LONDON (Reuters) - Bank of England interest rate-setter Ian McCafferty highlighted a weak outlook for the economy on Tuesday and said he did not know if he would vote to increase borrowing costs at the next meeting of the BoE’s policymakers in May.
Britain’s economy has performed much more strongly than the BoE expected since last June’s vote to leave the European Union, faring better than all other major advanced economies bar Germany last year.
Earlier this month one BoE policymaker, Kristin Forbes, voted to raise rates due to fast-rising inflation.
Minutes of March’s policy meeting showed that other unnamed officials were contemplating joining her, and McCafferty had been seen as a likely candidate as both he and Forbes had opposed new bond purchases to stimulate the economy in August.

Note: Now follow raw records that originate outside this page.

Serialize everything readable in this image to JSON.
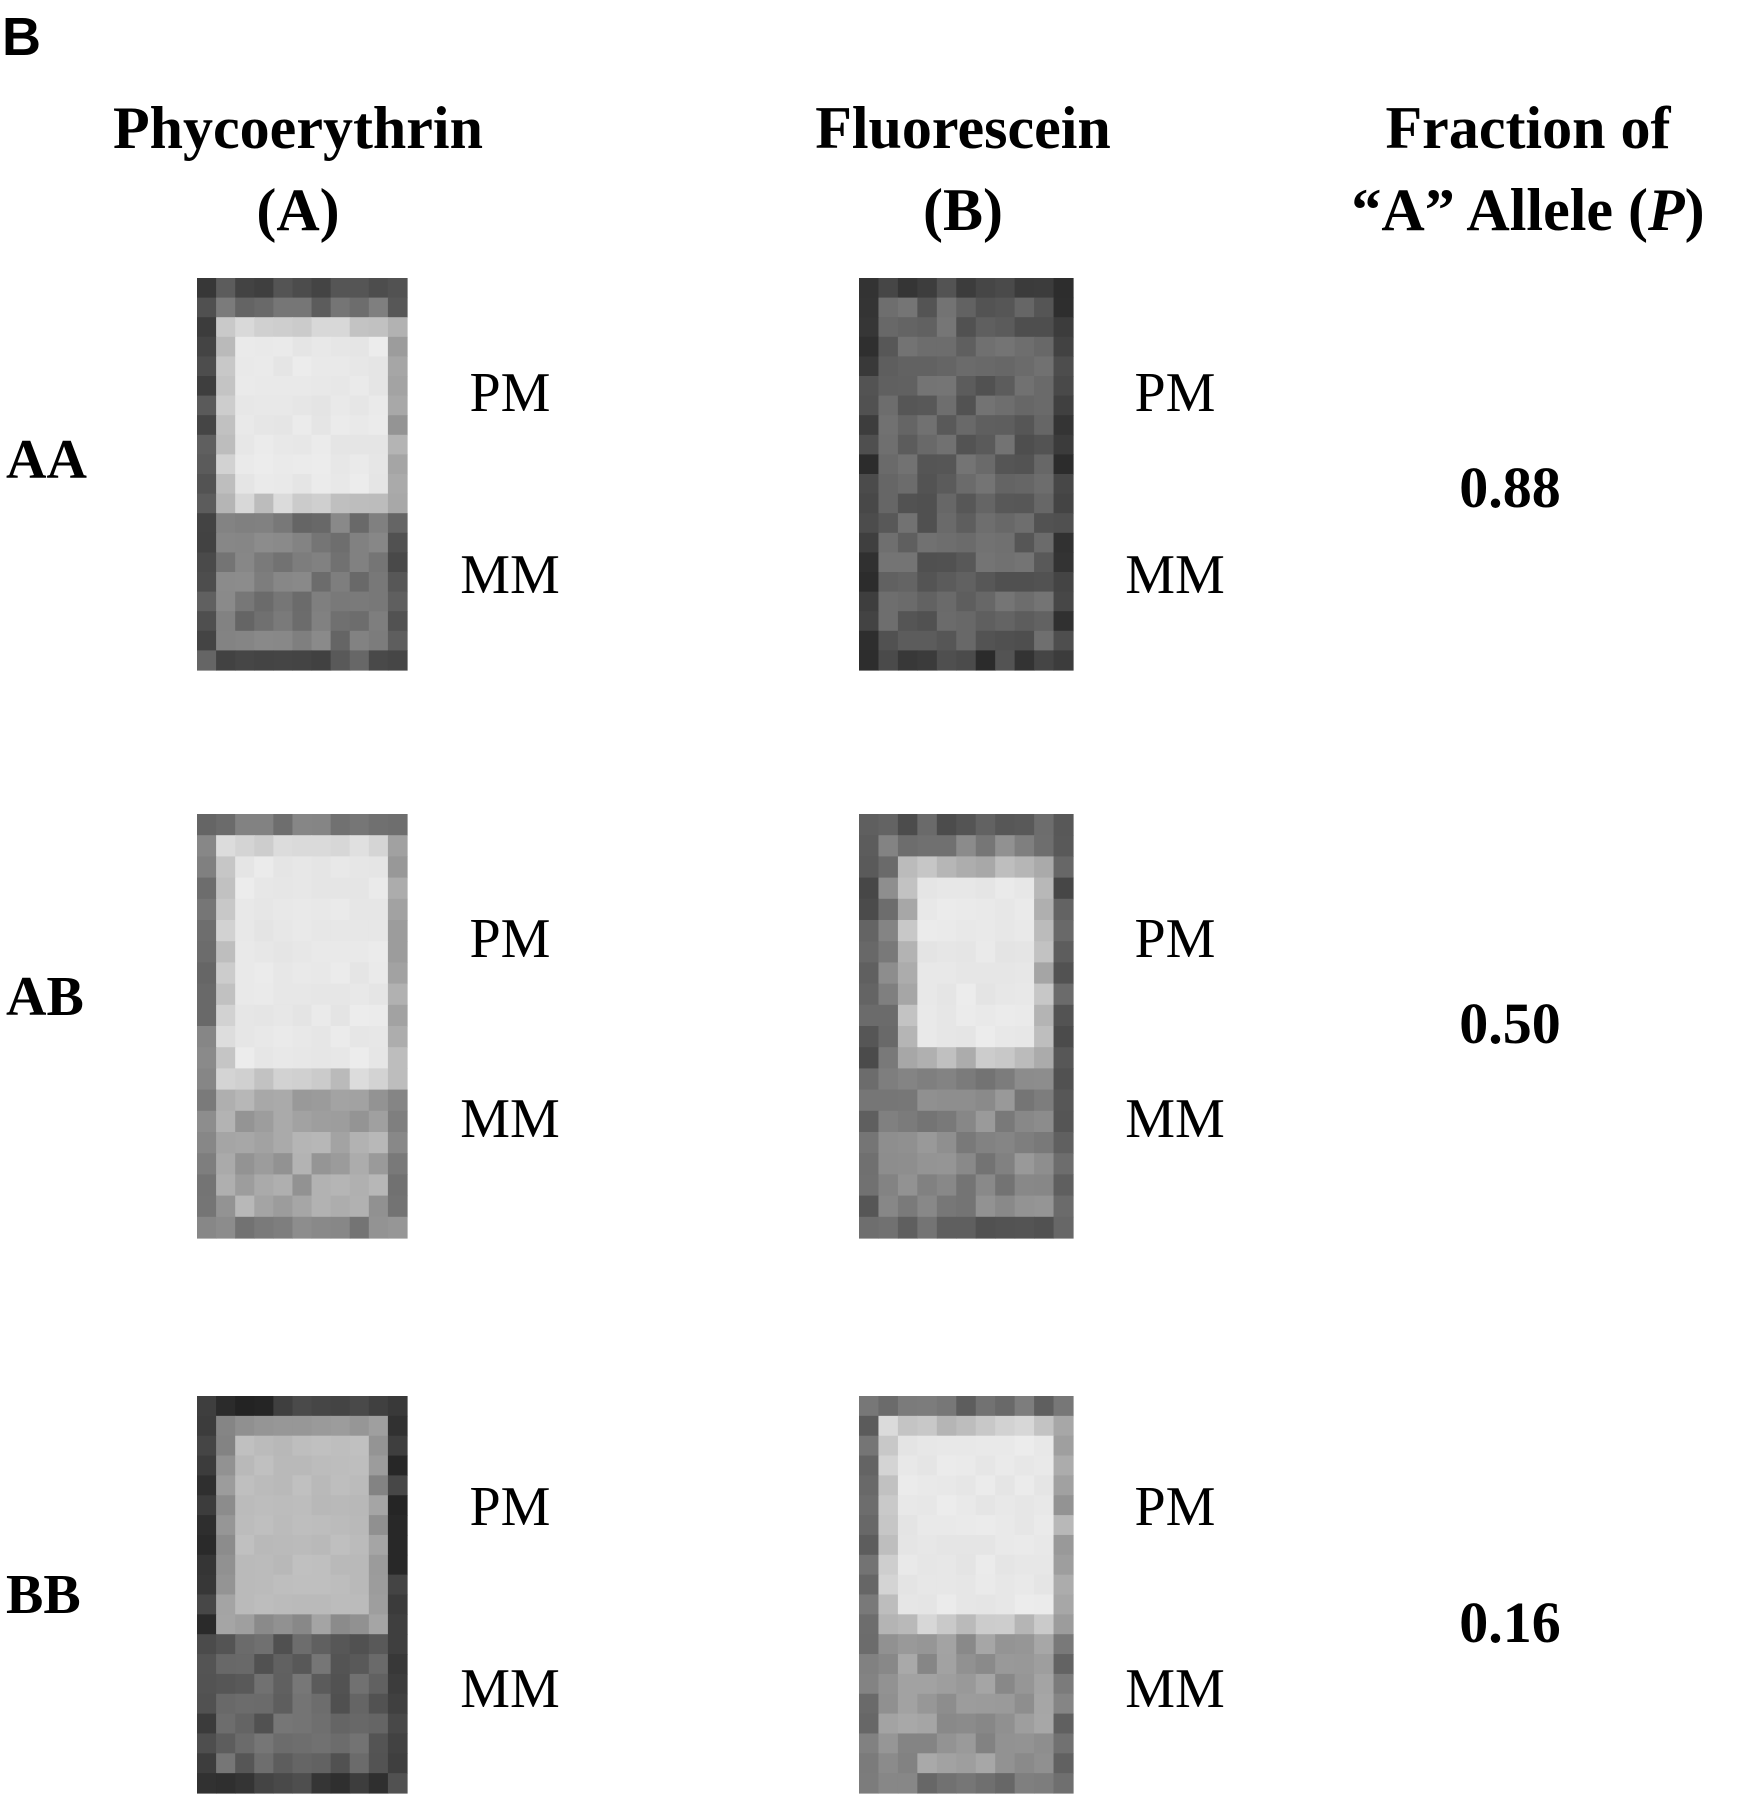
{
  "panel_label": "B",
  "columns": [
    {
      "title_lines": [
        "Phycoerythrin",
        "(A)"
      ]
    },
    {
      "title_lines": [
        "Fluorescein",
        "(B)"
      ]
    },
    {
      "title_line1": "Fraction of",
      "title_line2_pre": "“A” Allele (",
      "title_line2_italic": "P",
      "title_line2_post": ")"
    }
  ],
  "probe_labels": [
    "PM",
    "MM"
  ],
  "rows": [
    {
      "genotype": "AA",
      "fraction": "0.88"
    },
    {
      "genotype": "AB",
      "fraction": "0.50"
    },
    {
      "genotype": "BB",
      "fraction": "0.16"
    }
  ]
}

McCafferty appeared to play down speculation that he would back a rate rise in May when he took part in a call-in show on talk radio station LBC.
“The straight answer to that, Jamie, is I don’t know,” McCafferty said in response to a question from a listener.
The BoE forecasts that growth will slow during the latter part of this year and into 2018 as households feel the effect of higher inflation triggered by the pound’s post-referendum slump against the U.S. dollar, a view McCafferty shares.
“We will be raising interest rates and eventually reversing QE (bond purchases) as soon as the economy looks strong enough to bear it,” McCafferty said.
Asked if the economy was strong enough now, he replied: “I think the economy is strengthening slightly over the course of last year and into the early part of this year. Whether it stays as strong is still very much an open question, because we are seeing inflation starting to pick up.”
McCafferty said he expected higher inflation to crimp consumer spending and lead to “anaemic” economic growth.
Last month the BoE forecast growth of 2 percent this year - little changed from 2016 and at the top end of private-sector forecasts - but a slowdown to 1.6 percent in 2018. Inflation is expected to peak at 2.8 percent next year.
A day before Prime Minister Theresa May plans to formally tell the European Union that Britain wants to leave, McCafferty said he would be very surprised if Britain failed to reach an acceptable deal during the upcoming two years of talks.
Leaving without a deal - which May said was an outside option if talks broke down - could lead to a couple of years of bad economic performance, McCafferty added.